CMS Program May Overly Penalize Top-Tier Hospitals

Tara Haelle

July 29, 2015

Major teaching hospitals and those hospitals with more quality accreditations, more advanced services, and better outcomes measures were penalized more than other hospitals in the Hospital-Acquired Condition (HAC) Reduction Program, according to a study published in the July 28 issue of in JAMA.

"[T]raditional quality metrics (eg, accreditations, process measures, mortality) may be flawed and thus conflict with hospital HAC measure performance," suggest Ravi Rajaram, MD, from the Northwestern University Feinberg School of Medicine, Chicago, Illinois, and colleagues, in discussing how to interpret their findings. "Alternatively, the HAC Reduction Program may not accurately measure hospital quality."

The fiscal year 2015 HAC program, run by the Centers for Medicare & Medicaid Services, reduces payments to hospitals with the poorest performance based on the HAC criteria. In the current study, the researchers compared hospital characteristics and penalization in the HAC program based on data from the FY2015 HAC program, the 2014 American Hospital Association Annual Survey, and the Fiscal Year 2014 Medicare Impact File.

An overall 22.0% of the 3284 participating hospitals were penalized, with larger hospitals making up a larger share of those penalties than smaller hospitals. More than a third (38.7%) of hospitals with at least 400 beds were penalized compared with 13.9% of hospitals with fewer than 100 beds. Similarly, 35.4% of hospitals with the highest quartile of admissions were penalized compared with 13.5% of hospitals in the lowest quartile.

Compared with the 17.0% of nonteaching hospitals that were penalized, 42.3% of major teaching hospitals (odds ratio [OR], 1.58; 95% confidence interval [CI], 1.09 - 2.29) and 62.2% of very major teaching hospitals (OR, 2.61; 95% CI, 1.55 - 4.39) were penalized. In addition, nearly a quarter (24.0%) of those hospitals with Joint Commission accreditation were penalized compared with 14.4% of those without (OR, 1.33; 95% CI, 1.04 - 1.70).

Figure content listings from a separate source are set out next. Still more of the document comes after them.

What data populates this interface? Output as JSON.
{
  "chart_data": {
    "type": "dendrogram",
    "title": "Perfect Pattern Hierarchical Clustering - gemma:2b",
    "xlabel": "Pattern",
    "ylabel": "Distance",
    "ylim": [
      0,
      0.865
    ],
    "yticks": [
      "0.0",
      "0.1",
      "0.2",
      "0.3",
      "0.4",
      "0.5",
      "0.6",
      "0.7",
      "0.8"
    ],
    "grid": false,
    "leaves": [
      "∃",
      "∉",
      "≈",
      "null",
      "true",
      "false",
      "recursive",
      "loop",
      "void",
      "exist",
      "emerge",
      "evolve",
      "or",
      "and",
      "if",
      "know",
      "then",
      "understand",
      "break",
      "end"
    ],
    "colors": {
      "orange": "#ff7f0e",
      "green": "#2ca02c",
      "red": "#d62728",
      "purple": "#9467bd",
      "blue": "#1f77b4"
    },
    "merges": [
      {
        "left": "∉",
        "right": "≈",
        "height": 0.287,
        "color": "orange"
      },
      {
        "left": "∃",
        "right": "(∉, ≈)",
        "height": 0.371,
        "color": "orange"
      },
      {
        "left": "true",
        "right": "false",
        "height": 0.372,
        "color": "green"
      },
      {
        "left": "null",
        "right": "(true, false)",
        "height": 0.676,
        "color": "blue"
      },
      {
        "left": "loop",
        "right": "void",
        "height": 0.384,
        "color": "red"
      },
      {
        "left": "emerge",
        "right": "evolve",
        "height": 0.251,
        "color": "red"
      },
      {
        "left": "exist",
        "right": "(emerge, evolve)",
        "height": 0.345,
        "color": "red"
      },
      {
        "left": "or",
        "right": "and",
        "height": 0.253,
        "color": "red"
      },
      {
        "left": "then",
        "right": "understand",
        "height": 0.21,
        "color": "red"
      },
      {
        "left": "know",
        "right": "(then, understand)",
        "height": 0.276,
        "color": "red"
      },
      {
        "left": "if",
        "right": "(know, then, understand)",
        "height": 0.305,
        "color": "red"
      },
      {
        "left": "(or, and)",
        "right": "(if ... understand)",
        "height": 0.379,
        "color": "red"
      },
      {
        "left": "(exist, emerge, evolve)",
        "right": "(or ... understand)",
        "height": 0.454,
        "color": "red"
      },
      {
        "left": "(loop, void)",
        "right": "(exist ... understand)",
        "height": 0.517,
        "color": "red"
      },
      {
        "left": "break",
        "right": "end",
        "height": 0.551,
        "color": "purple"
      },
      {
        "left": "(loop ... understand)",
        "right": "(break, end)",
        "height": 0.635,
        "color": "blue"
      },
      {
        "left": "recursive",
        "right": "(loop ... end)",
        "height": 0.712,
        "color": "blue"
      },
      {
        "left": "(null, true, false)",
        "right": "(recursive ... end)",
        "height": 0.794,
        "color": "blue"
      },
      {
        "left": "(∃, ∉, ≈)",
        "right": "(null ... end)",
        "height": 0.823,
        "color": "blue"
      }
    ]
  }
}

Those with the most complex patient population (highest quartile using a case mix index) had double the odds of penalization compared with those with the least complex populations (lowest quartile), with 32.8% of the former hospitals and 12.1% of the latter receiving penalties (OR, 1.98; 95% CI, 1.44 - 2.71). Nearly half of the level I trauma centers (47.4%) compared with the non-level I trauma centers (19.1%) were penalized, and 28.3% of safety net hospitals and 19.9% of non-safety-net hospitals were penalized (OR, 1.36; 95% CI, 1.11 - 1.68).

The researchers assigned each hospital an 8-point hospital quality summary score based on the institution's volume, accreditations, and availability of advanced care services. Then they compared these summary scores with both the HAC program penalization and process-of-care and outcome measures in surgery, acute myocardial infarction, heart failure, and pneumonia at each hospital.

Hospitals with higher-quality summary scores showed better performance than hospitals with lower scores on all 10 publicly reported process and outcomes measures except one: discontinuing antibiotics within 24 hours after a surgery. Those institutions with the highest score, however, were penalized at more than five times the rate of those with the lowest score. Specifically, 67.3% of the 55 hospitals with a score of 8 were penalized (95% CI, 54.9% - 79.7%) compared with 12.6% (95% CI, 9.4% - 15.7%) of the 422 hospitals with a quality score of 0 (P < .001).

"These findings suggest that penalization in the HAC program may not reflect poor quality of care, but rather, these findings may be due to measurement and validity issues of the HAC program component measures," the authors write.

"One explanation for these findings may be that these component measures are affected by surveillance bias, where differences in clinical practice result in varying rates of identifying an adverse outcome," they note.

"[H]ospitals that are more thorough in identifying events may be more susceptible to penalties in the HAC program."

The authors also suggested that differences among hospitals in information technology might account for better identifying adverse events and that that inadequate adjustment for risk based on patient population differences may also lead to greater penalization among hospitals with higher quality measures.

The research was supported by the Agency for Healthcare Research and Quality, the American College of Surgeons Clinical Scholars in Residence Program, and Merck. One coauthor has received support from the American Board of Surgery, American College of Surgeons, Accreditation Council for Graduate Medical Education, National Comprehensive Cancer Network, American Cancer Society, Health Care Services Corporation, California Health Care Foundation, the Robert H. Lurie Comprehensive Cancer Center, Northwestern Memorial Foundation, and Northwestern Memorial Hospital and honoraria from hospitals and professional societies for clinical care and quality improvement research presentations. The other authors have disclosed no relevant financial relationships.